Wied Musa Battery (Batterija ta' Wied Musa), also known as Swatar Battery (Batterija tas-Swatar), is a former artillery battery in Marfa, limits of Mellieħa, Malta. It was built by the Order of Saint John in 1714–1716 as one of a series of coastal fortifications around the Maltese Islands.

In the 19th century, the battery was converted into the Marfa Palace Hotel, and it is also known as Palazz l-Aħmar (Red Palace). The structure was extensively modified in the process, and its blockhouse was incorporated into new buildings. Despite this, the parapet is still intact and is among the best preserved gun platforms in Malta.

==History==
Wied Musa Battery was built in 1714–1716 as part of the first building programme of coastal fortifications in Malta. It was part of a chain of fortifications that defended the northern coast of Malta, which also included Aħrax Tower, several batteries, redoubts and entrenchments. The nearest fortification to Wied Musa Battery is Tal-Bir Redoubt to the east. Wied Musa Battery also commanded the South Comino Channel in conjunction with Saint Mary's Battery on the island of Comino.

The battery originally consisted of a semi-circular gun platform with a parapet having four embrasures. It had a rectangular blockhouse closing its gorge, which was also protected by a redan.

Construction of the battery cost 938 scudi, one third of which were donated by Commander Mongontier. In 1785, its armament consisted of four 8-pounder guns. Its ammunition was stored in the nearby Saint Agatha's Tower.

In the 19th century, a hotel was built on the rear of the battery. The blockhouse was incorporated into the new structure, and the redan was demolished. The hotel and battery were later used as a retreat house and as a police station. The structure fell into disuse in the 1990s, and it was illegally occupied by squatters. They were evicted after a fire broke out in 2005, and the hotel and battery have remained abandoned ever since.

==Present day==
Since the blockhouse was incorporated into a hotel, only its left room has survived more or less intact. The blockhouse's musketry loopholes are still visible. The battery's gun platform still exists in a good state of preservation. Its original hardstone flagstones and places for stacking cannonballs have also survived.

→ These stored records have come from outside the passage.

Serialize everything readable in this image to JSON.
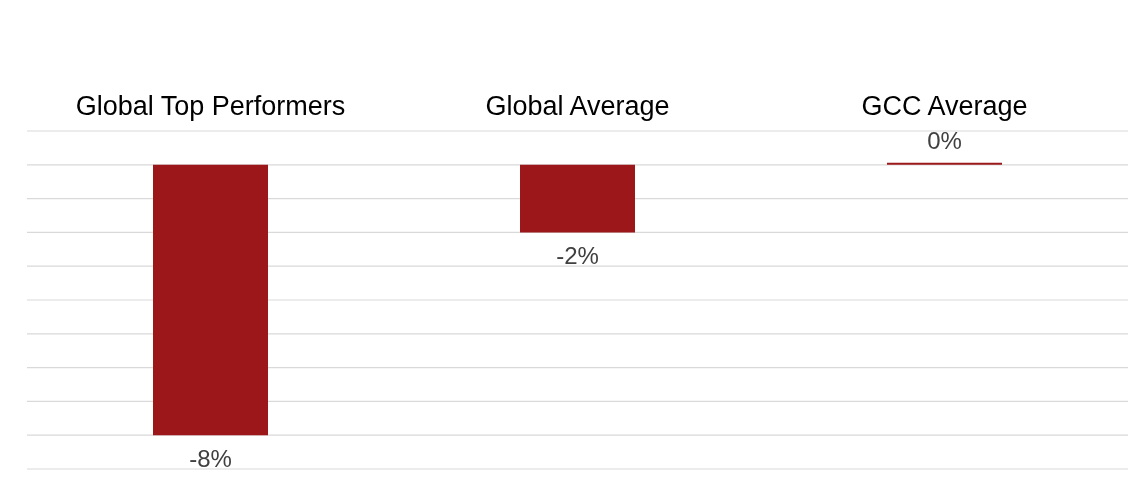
{
  "chart_data": {
    "type": "bar",
    "categories": [
      "Global Top Performers",
      "Global Average",
      "GCC Average"
    ],
    "values": [
      -8,
      -2,
      0
    ],
    "color": "#9b1719",
    "value_labels": [
      "-8%",
      "-2%",
      "0%"
    ],
    "ylim": [
      -9,
      1
    ],
    "yticks": [
      {
        "value": -9,
        "label": null
      },
      {
        "value": -8,
        "label": null
      },
      {
        "value": -7,
        "label": null
      },
      {
        "value": -6,
        "label": null
      },
      {
        "value": -5,
        "label": null
      },
      {
        "value": -4,
        "label": null
      },
      {
        "value": -3,
        "label": null
      },
      {
        "value": -2,
        "label": null
      },
      {
        "value": -1,
        "label": null
      },
      {
        "value": 0,
        "label": null
      },
      {
        "value": 1,
        "label": null
      }
    ],
    "grid": "y",
    "tick_labels": "x",
    "legend": false
  }
}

The entire building is abandoned, and is in a rather dilapidated state although the structure is stable. Renovation would cost an estimated €1.2 million, and it could fetch up to €10 million if converted into a private residence.

In October 2013, the government issued a call for expressions of interest for the restoration and development of Marfa Palace and four other sites. Six expressions of interest were received, but only one bid was made when a request was made for formal proposals. The bid was made by Exclusivity Malta Ltd, who intend to transform it into a boutique hotel.